Audrey llega en torno a las diez, aseada y oliendo a limpio. Lleva el pelo recogido, con excepción de algunos mechones encantadores que le caen sobre los ojos. Viste tejanos, botas marrones y una camisa azul con la insignia de
VACANT TAXIS
bordada en el bolsillo.

—Ed.

—Audrey.

Nos sentamos en el borde del porche con las piernas colgando. Se han formado algunas nubes.

—¿Qué dice ese naipe?

Me aclaro la garganta y hablo con voz queda.

—… Reza una oración a las piedras de casa.

Silencio.

—¿Te dice algo? —pregunta al fin. Sus ojos se han posado en mí. Los siento. Siento su suavidad.

—Nada.

—¿Y qué me dices de tu cabeza y…? —Me mira ahora con una mezcla de asco y preocupación—. El resto de tu persona. —Lo dice—. Ed, tienes un aspecto horrible.

—Lo sé. —Las palabras aterrizan sobre mis pies y resbalan hasta la hierba.

—¿Qué hiciste en las direcciones del primer naipe?
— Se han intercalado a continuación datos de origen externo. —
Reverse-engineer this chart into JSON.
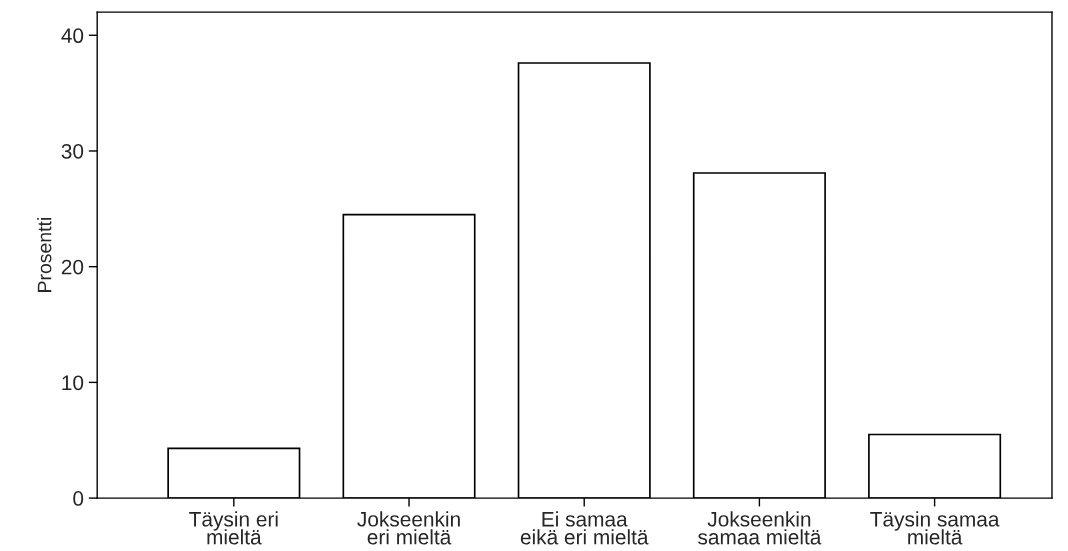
{
  "chart_data": {
    "type": "bar",
    "ylabel": "Prosentti",
    "categories": [
      "Täysin eri\nmieltä",
      "Jokseenkin\neri mieltä",
      "Ei samaa\neikä eri mieltä",
      "Jokseenkin\nsamaa mieltä",
      "Täysin samaa\nmieltä"
    ],
    "values": [
      4.3,
      24.5,
      37.6,
      28.1,
      5.5
    ],
    "color": "#ffffff",
    "ylim": [
      0,
      42
    ],
    "yticks": [
      0,
      10,
      20,
      30,
      40
    ],
    "grid": false
  }
}
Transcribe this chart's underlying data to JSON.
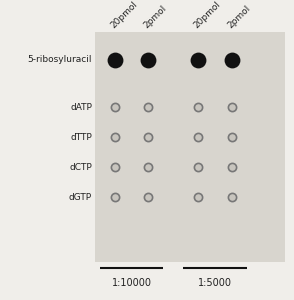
{
  "fig_background": "#f0eeea",
  "panel_background": "#d8d5ce",
  "row_labels": [
    "5-ribosyluracil",
    "dATP",
    "dTTP",
    "dCTP",
    "dGTP"
  ],
  "col_labels": [
    "20pmol",
    "2pmol",
    "20pmol",
    "2pmol"
  ],
  "filled_row": 0,
  "filled_dot_color": "#111111",
  "filled_dot_size": 130,
  "empty_dot_facecolor": "#c8c5be",
  "empty_dot_edgecolor": "#777777",
  "empty_dot_size": 35,
  "empty_dot_linewidth": 1.2,
  "col_label_fontsize": 6.5,
  "row_label_fontsize": 6.5,
  "group1_label": "1:10000",
  "group2_label": "1:5000",
  "group_label_fontsize": 7,
  "text_color": "#222222"
}
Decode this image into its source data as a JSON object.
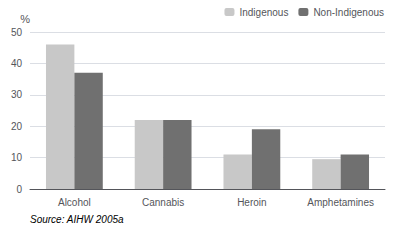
{
  "chart_data": {
    "type": "bar",
    "categories": [
      "Alcohol",
      "Cannabis",
      "Heroin",
      "Amphetamines"
    ],
    "series": [
      {
        "name": "Indigenous",
        "color": "#c8c8c8",
        "values": [
          46,
          22,
          11,
          9.5
        ]
      },
      {
        "name": "Non-Indigenous",
        "color": "#707070",
        "values": [
          37,
          22,
          19,
          11
        ]
      }
    ],
    "ylabel": "%",
    "annotations": [
      "Source: AIHW 2005a"
    ],
    "ylim": [
      0,
      50
    ],
    "yticks": [
      0,
      10,
      20,
      30,
      40,
      50
    ],
    "grid": true,
    "legend": "upper right"
  }
}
—¿De verdad quieres oírlo?

—Sí.

Lo cuento y lo veo.

—Tuve que leerle a una anciana, dejar que una chica adorable corriera descalza hasta quedar extenuada, ensangrentada y soberbia y… —hablo sin perder la calma— matar a un hombre que violaba a su esposa prácticamente cada noche.

El sol asoma por detrás de una pequeña nube.

—¿Hablas en serio?

—¿Te lo contaría si no? —Intento que mi voz suene hostil, pero no lo consigo. No me queda energía. Audrey no se atreve a mirarme. Teme leer la respuesta en la expresión de mi cara.

—¿Lo hiciste?

Ahora me siento culpable por haber sido brusco con ella e incluso por haberle contado todo eso. Ella no puede ayudarme, ni siquiera puede intentar comprenderlo. Nunca sabrá. Audrey nunca sentirá los brazos de esa niña, Angelina, alrededor de su cuello, ni verá los añicos de la madre desparramados por el suelo del supermercado. Nunca sabrá lo fría que estaba esa pistola ni lo mucho que Milla ansiaba escuchar que había tratado bien a Jimmy, que nunca le había fallado. Nunca comprenderá la timidez de las palabras de Sophie o la quietud de su belleza.